What it is. A bundle of PostToolUse and stop-hook scripts that enforce style and safety rules on the assistant's output. Examples include Swedish character validation (catches a where รค belongs), em-dash detection, sanitised bash output, and a PreCompact archive that snapshots conversations before the CLI auto-compacts them.

Why it's useful. Catches recurring style violations before they reach the user, and preserves conversation history that would otherwise be lost to compaction.

Where the code lives. Hook scripts under container/agent-runner/src/hooks/: compliance.ts, sanitize-bash.ts, read-malware-neutralizer.ts, precompact-archive.ts, taskoutput-timeout.ts, with shared helpers in _lib.ts.

High-level setup.

Since your installation does not have these features yet, treat them as opt-in. The reference files in section 9 point at the upstream implementations if you want to copy them over later.

8. Rollback

The architecture was designed so that flipping back is a one-line change. No code revert needed.

# Remove the flag from the channel
sed -i '/USE_SUBPROCESS/d' /path/to/nanoclaw/groups/<CANARY_CHANNEL>/.env

# Force a fresh container spawn
docker ps --filter name=nanoclaw-<CANARY_CHANNEL> -q | xargs -r docker kill

Next message in that channel falls through to USE_PROVIDERS=1 if it is still set, otherwise to the legacy SDK path. No data migration. Conversations and memory stubs are unaffected.

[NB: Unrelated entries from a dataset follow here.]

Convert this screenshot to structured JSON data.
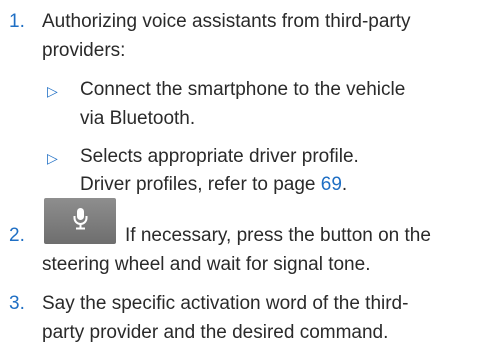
{
  "colors": {
    "accent": "#1f6fc4",
    "text": "#2a2a2a",
    "button_gray": "#7e7e7e"
  },
  "steps": [
    {
      "number": "1.",
      "lines": [
        "Authorizing voice assistants from third-party",
        "providers:"
      ],
      "substeps": [
        {
          "bullet": "▷",
          "lines": [
            "Connect the smartphone to the vehicle",
            "via Bluetooth."
          ]
        },
        {
          "bullet": "▷",
          "lines": [
            "Selects appropriate driver profile."
          ]
        }
      ],
      "reference": {
        "text": "Driver profiles, refer to page ",
        "page": "69",
        "suffix": "."
      }
    },
    {
      "number": "2.",
      "icon": "microphone-icon",
      "lines": [
        "If necessary, press the button on the",
        "steering wheel and wait for signal tone."
      ]
    },
    {
      "number": "3.",
      "lines": [
        "Say the specific activation word of the third-",
        "party provider and the desired command."
      ]
    }
  ]
}
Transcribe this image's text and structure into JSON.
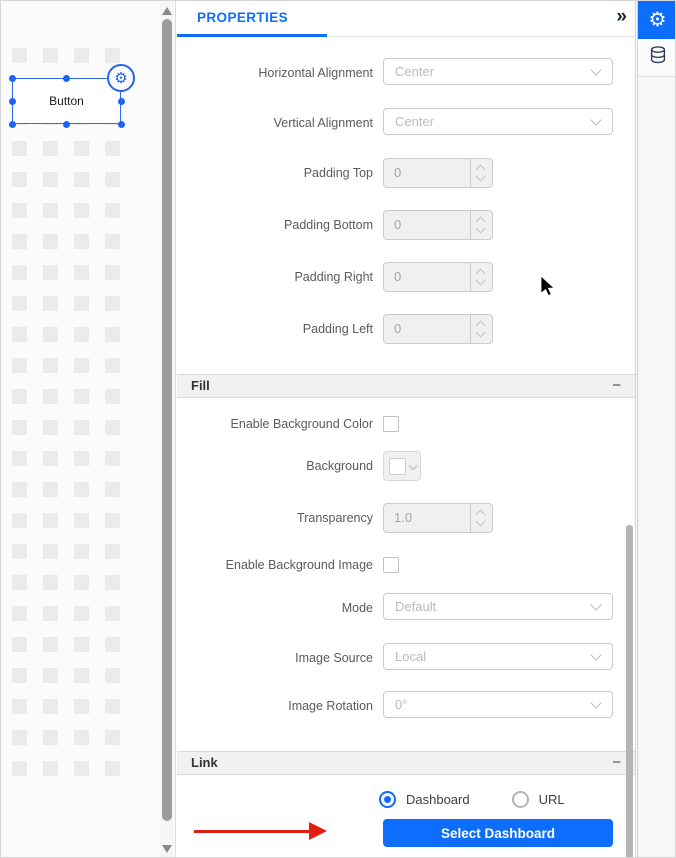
{
  "canvas": {
    "widget": {
      "label": "Button"
    }
  },
  "panel": {
    "title": "PROPERTIES",
    "collapse_icon": "»",
    "general": {
      "rows": [
        {
          "label": "Horizontal Alignment",
          "control": "select",
          "value": "Center"
        },
        {
          "label": "Vertical Alignment",
          "control": "select",
          "value": "Center"
        },
        {
          "label": "Padding Top",
          "control": "spinner",
          "value": "0"
        },
        {
          "label": "Padding Bottom",
          "control": "spinner",
          "value": "0"
        },
        {
          "label": "Padding Right",
          "control": "spinner",
          "value": "0"
        },
        {
          "label": "Padding Left",
          "control": "spinner",
          "value": "0"
        }
      ]
    },
    "fill": {
      "title": "Fill",
      "collapse_icon": "−",
      "rows": [
        {
          "label": "Enable Background Color",
          "control": "checkbox",
          "checked": false
        },
        {
          "label": "Background",
          "control": "colorpicker"
        },
        {
          "label": "Transparency",
          "control": "spinner",
          "value": "1.0"
        },
        {
          "label": "Enable Background Image",
          "control": "checkbox",
          "checked": false
        },
        {
          "label": "Mode",
          "control": "select",
          "value": "Default"
        },
        {
          "label": "Image Source",
          "control": "select",
          "value": "Local"
        },
        {
          "label": "Image Rotation",
          "control": "select",
          "value": "0°"
        }
      ]
    },
    "link": {
      "title": "Link",
      "collapse_icon": "−",
      "radio_options": [
        {
          "label": "Dashboard",
          "selected": true
        },
        {
          "label": "URL",
          "selected": false
        }
      ],
      "button_label": "Select Dashboard"
    }
  },
  "toolbar": {
    "items": [
      {
        "name": "properties",
        "icon": "gear-icon",
        "active": true
      },
      {
        "name": "data",
        "icon": "database-icon",
        "active": false
      }
    ],
    "gear_glyph": "⚙"
  },
  "widget_gear_glyph": "⚙",
  "colors": {
    "accent": "#0d6efd",
    "selection": "#1c64f2",
    "annotation_arrow": "#e21d12",
    "grid_square": "#ebebeb"
  }
}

If something corrupted the database (it should not, but just in case):

systemctl --user stop nanoclaw.service
cp /path/to/nanoclaw/store/messages.db.bak-YYYYMMDD /path/to/nanoclaw/store/messages.db
git checkout <PREV_COMMIT>
cd container && ./build.sh
systemctl --user start nanoclaw.service

Tip. Keep both USE_PROVIDERS=1 and USE_SUBPROCESS=1 in the canary channel's .env while you soak. Toggling one flag is faster than juggling commits, and you can A/B between paths if a regression shows up.

9. Reference files

Anchor points to read in the codebase if you need to dig deeper. Paths are relative to the nanoclaw repo root.

FileWhy it matters
container/agent-runner/POC-SUBPROCESS.md Original design document. Why it exists, what is and is not implemented, full migration plan.
container/agent-runner/SUBPROCESS-CANARY.md Canary rollout playbook. Verification steps mirror the smoke checklist above.
container/agent-runner/src/providers/cli-subprocess.ts The provider. Spawns the CLI, parses stream-json, manages session resume.
container/agent-runner/src/hooks/ All on-disk hook scripts. inject-tool-guides.ts, compliance.ts, precompact-archive.ts, read-malware-neutralizer.ts, sanitize-bash.ts, taskoutput-timeout.ts, plus a shared _lib.ts.
src/container-runner.ts Host-side. Creates per-channel session dirs, syncs tool guides and rules, mounts /home/node/.claude and /app/src, mounts the credentials file.
data/sessions/{channel}/agent-runner-src/memory-stubs.ts Per-session runtime hook. Cosine similarity over stubs.db, returns matched archive entries for prompt injection.
container/agent-runner/src/providers/factory.ts Picks the provider based on USE_SUBPROCESS / USE_PROVIDERS. Read this if a flag does not seem to take effect.